This analysis is opinion only and should not be interpreted as financial advice.

RP ENGINEERING LTD - Analysis Report

Company Number: 14501456

Analysis Date: 2025-07-29 13:03 UTC

  1. Credit Opinion: APPROVE
    RP Engineering Ltd is a newly incorporated private limited company (Nov 2022) classified as a small entity, with no overdue filings and a positive net asset position. The company demonstrates modest but improving financial strength with net assets increasing from £14.2k to £18.4k in one year. Directors have no disqualifications and appear to maintain good governance. While limited historical data is available due to the company's youth, current financials indicate adequate liquidity and working capital to meet short-term obligations.

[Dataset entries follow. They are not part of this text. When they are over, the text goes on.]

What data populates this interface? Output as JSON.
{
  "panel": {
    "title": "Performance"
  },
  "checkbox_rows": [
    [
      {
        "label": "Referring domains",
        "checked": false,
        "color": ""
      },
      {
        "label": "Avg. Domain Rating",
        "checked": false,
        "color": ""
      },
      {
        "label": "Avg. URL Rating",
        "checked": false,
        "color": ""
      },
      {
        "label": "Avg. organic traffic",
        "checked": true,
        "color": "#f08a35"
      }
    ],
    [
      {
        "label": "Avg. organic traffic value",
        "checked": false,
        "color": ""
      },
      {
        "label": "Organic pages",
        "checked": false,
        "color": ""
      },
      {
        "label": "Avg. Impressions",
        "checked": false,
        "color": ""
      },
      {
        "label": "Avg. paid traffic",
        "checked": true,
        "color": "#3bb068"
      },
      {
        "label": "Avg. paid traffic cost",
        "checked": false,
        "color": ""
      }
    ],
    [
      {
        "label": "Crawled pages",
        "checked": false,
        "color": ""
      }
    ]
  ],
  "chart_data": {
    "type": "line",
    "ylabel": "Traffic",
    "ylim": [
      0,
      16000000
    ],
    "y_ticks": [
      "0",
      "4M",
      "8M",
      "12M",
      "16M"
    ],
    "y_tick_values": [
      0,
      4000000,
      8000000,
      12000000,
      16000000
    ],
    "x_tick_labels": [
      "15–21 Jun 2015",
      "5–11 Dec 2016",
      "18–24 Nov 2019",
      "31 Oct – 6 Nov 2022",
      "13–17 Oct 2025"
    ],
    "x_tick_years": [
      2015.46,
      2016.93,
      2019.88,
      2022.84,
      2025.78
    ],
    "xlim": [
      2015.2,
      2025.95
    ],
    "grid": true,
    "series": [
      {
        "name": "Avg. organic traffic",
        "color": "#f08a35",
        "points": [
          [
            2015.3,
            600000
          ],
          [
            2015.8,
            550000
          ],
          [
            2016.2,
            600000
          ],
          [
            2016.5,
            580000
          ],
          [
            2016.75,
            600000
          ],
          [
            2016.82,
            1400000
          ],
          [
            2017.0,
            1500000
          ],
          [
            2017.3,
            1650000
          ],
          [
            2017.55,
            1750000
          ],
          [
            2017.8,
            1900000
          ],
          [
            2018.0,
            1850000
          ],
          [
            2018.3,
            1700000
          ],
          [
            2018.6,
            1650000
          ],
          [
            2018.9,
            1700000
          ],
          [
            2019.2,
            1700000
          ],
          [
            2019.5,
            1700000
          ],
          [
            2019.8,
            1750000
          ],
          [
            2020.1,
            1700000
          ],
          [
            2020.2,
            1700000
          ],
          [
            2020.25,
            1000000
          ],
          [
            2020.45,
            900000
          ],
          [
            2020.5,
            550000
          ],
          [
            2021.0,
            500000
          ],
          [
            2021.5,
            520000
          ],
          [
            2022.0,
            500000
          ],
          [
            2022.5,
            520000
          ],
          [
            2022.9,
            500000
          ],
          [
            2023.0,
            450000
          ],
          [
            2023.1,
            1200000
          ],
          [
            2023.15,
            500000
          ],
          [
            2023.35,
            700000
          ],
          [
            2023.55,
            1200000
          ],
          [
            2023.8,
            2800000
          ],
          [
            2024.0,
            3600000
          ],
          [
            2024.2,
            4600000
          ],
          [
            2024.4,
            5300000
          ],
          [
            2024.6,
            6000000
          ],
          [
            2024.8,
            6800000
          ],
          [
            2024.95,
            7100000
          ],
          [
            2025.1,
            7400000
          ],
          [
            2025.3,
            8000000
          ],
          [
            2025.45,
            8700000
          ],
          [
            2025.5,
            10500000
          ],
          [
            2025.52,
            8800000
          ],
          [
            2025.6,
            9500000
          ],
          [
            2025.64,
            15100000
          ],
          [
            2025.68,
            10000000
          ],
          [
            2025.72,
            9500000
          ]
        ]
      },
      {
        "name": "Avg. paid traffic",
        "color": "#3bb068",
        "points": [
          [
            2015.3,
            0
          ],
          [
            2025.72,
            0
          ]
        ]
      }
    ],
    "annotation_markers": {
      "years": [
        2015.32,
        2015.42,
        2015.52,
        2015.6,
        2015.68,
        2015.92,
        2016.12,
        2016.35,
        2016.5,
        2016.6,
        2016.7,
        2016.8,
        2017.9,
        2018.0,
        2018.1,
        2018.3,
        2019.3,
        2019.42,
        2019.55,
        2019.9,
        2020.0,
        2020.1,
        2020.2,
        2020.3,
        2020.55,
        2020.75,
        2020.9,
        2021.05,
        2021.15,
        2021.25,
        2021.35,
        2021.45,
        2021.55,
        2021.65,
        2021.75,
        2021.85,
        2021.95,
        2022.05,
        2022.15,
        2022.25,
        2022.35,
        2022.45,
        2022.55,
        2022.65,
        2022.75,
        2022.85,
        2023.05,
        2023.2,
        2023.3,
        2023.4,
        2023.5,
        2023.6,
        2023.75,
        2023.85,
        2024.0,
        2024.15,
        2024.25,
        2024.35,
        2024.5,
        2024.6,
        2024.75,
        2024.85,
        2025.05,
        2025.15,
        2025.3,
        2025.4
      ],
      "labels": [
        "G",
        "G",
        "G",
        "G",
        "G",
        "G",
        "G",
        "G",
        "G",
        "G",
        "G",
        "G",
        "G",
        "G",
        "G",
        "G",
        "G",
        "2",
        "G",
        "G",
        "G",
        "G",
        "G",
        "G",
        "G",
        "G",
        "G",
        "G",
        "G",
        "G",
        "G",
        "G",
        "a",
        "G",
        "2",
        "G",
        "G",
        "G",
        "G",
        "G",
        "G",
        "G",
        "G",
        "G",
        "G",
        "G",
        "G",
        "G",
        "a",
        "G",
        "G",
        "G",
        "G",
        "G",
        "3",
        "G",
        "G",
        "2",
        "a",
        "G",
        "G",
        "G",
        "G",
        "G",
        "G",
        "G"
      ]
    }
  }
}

The engineering sector SIC code (71129) implies technical activity with potential for steady demand. Credit risk is low to moderate given the small scale and early stage, but approval is justified for lending within conservative limits.

  2. Financial Strength
    The balance sheet shows total assets less current liabilities of £18,373 at the latest year end (30/11/2024), up from £14,249 the prior year. Tangible fixed assets are minimal (£1,032) with the majority held in cash (£27,855). Current liabilities are low (£10,514), mainly comprising taxation and social security (£7,562) and other creditors (£2,951). The company has positive net current assets of £17,341, indicating a healthy short-term liquidity buffer. Shareholders’ funds consist mostly of retained earnings (£18,273) with nominal share capital (£100), reflecting accumulated profits retained in the business. The balance sheet composition is conservative and supports financial stability.

  3. Cash Flow Assessment
    Cash balances have improved slightly from £24,050 to £27,855 year-on-year, enhancing liquidity. The stable and manageable current liabilities allow the company to maintain a net working capital surplus of £17,341. The increase in retained earnings suggests the company is generating profits, although income statement details are not disclosed. The small workforce (2 employees) and controlled overheads likely contribute to positive cash flow management. Overall, liquidity appears sufficient to service operational needs and moderate credit facilities.

  4. Monitoring Points

  • Track turnover and profitability once income statements are available to confirm ongoing earnings quality.
  • Monitor cash flow trends relative to current liabilities to ensure working capital remains positive.
  • Watch for any delayed filings or changes in director status that might indicate governance issues.
  • Assess impact of any industry-specific risks or economic downturns on engineering activity and receivables.
  • Review any new debt or credit facility usage to avoid over-leverage given small equity base.